2. La fongibilité asymétrique des crédits au service de la récompense de la performance

Nouveauté introduite par la LOLF, la fongibilité asymétrique des crédits est un instrument de souplesse, à la disposition du gestionnaire pour optimiser l'emploi des crédits. A ce titre, elle représente un levier en faveur de la récompense de la performance des équipes, les marges dégagées en fin d'année permettant, par exemple, des abondements indemnitaires tenant compte des indicateurs de performance.

En matière de fongibilité, la mission « Administration générale et territoriale de l'Etat » présente une spécificité : dans les BOP départementaux il est possible, à titre exceptionnel, de transférer des crédits de fonctionnement vers des crédits de personnel . Le respect de l'asymétrie est alors contrôlé, au niveau du programme « Administration territoriale », par les services centraux de la direction de la modernisation de l'administration territoriale (DAMT) qui délivrent une autorisation préalable.

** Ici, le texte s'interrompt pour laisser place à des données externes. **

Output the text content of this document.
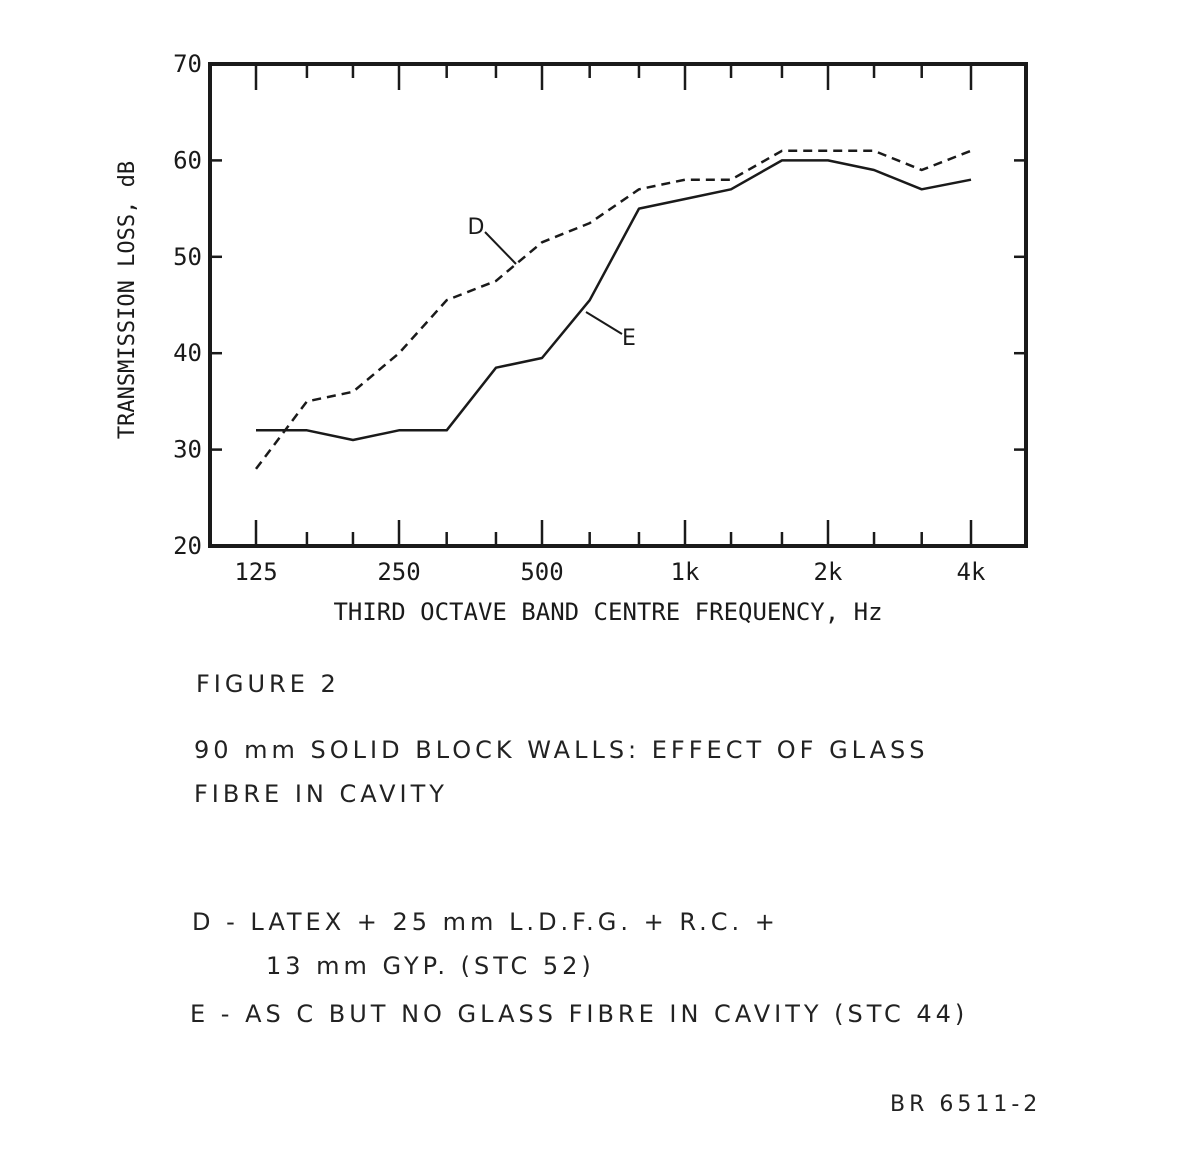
20
30
40
50
60
70
125	250	500	1k	2k	4k
D
E
THIRD OCTAVE BAND CENTRE FREQUENCY, Hz
TRANSMISSION LOSS, dB

FIGURE 2

90 mm SOLID BLOCK WALLS: EFFECT OF GLASS

FIBRE IN CAVITY

D - LATEX + 25 mm L.D.F.G. + R.C. +

13 mm GYP. (STC 52)

E - AS C BUT NO GLASS FIBRE IN CAVITY (STC 44)

BR 6511-2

Les montants transférés au niveau local, par les préfectures, au titre de la fongibilité se sont élevées à 0,35 million d'euros des crédits de fonctionnement vers les crédits de personnels (fongibilité inversée, à laquelle il était possible de recourir avant la LOLF) et à 12,26 millions d'euros des crédits de personnel vers le fonctionnement , le solde positif des mouvements de crédits de personnel vers le fonctionnement garantissant le caractère asymétrique de la fongibilité à l'échelle du chapitre 37-30.

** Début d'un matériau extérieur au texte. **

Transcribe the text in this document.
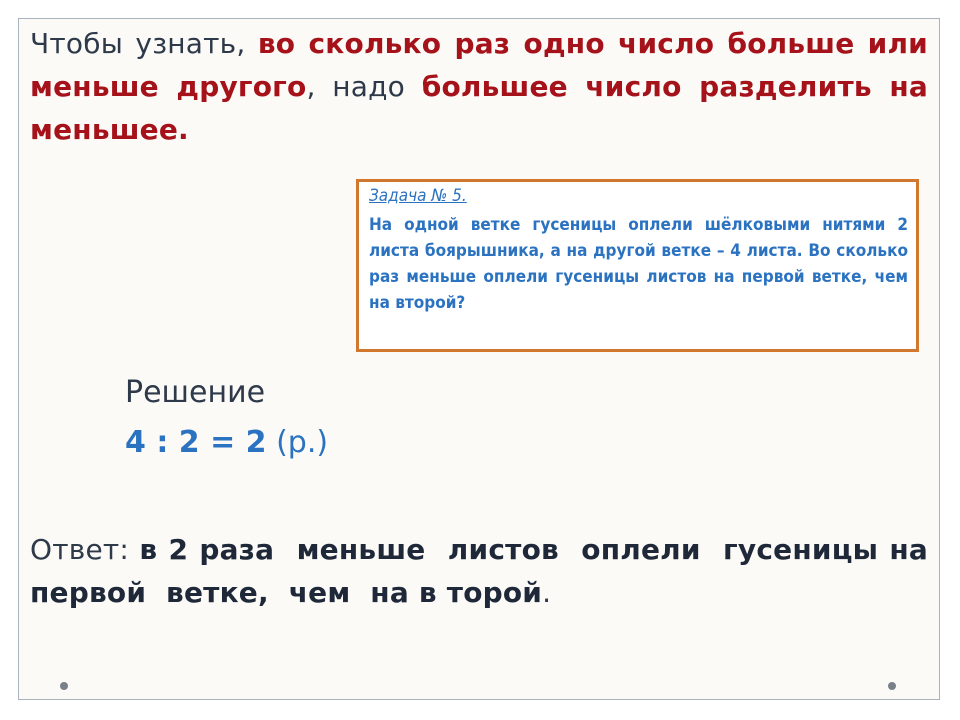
Чтобы узнать, во сколько раз одно число больше или меньше другого, надо большее число разделить на меньшее.

Задача № 5.

На одной ветке гусеницы оплели шёлковыми нитями 2 листа боярышника, а на другой ветке – 4 листа. Во сколько раз меньше оплели гусеницы листов на первой ветке, чем на второй?

Решение
4 : 2 = 2 (р.)

Ответ: в 2 раза  меньше  листов  оплели  гусеницы на  первой  ветке,  чем  на в торой.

Sous l'influence de la fongibilité et à l'aune de la globalisation des crédits, une approche plus stratégique s'est mise en place dans les préfectures, impliquant la refonte des organigrammes avec la création d'une direction unique des « moyens et de la logistique » , regroupant les fonctions budgétaires et celles des ressources humaines.

Votre rapporteur spécial considère que la récompense de la performance constitue l'une des conditions de la réussite de la mise en oeuvre de la LOLF au sein de la mission « Administration générale et territoriale de l'Etat » . Aussi souhaite-t-il que l'outil de la fongibilité soit, dans le prolongement de l'exercice 2005, utilisé, autant que possible, pour encourager l'adhésion des personnels à la réforme budgétaire et comptable, sans quoi cette dernière pourrait abusivement être assimilée à une politique de restriction budgétaire pure et simple.

* 6 Seul le chapitre 67-50 (Subvention d'équipement aux collectivités pour les constructions publiques) a été déplafonné en reports, mais ce déplafonnement n'a pas bénéficié à la mission « Administration générale et territoriale de l'Etat », le seul article du chapitre concernant la mission étant de faible montant.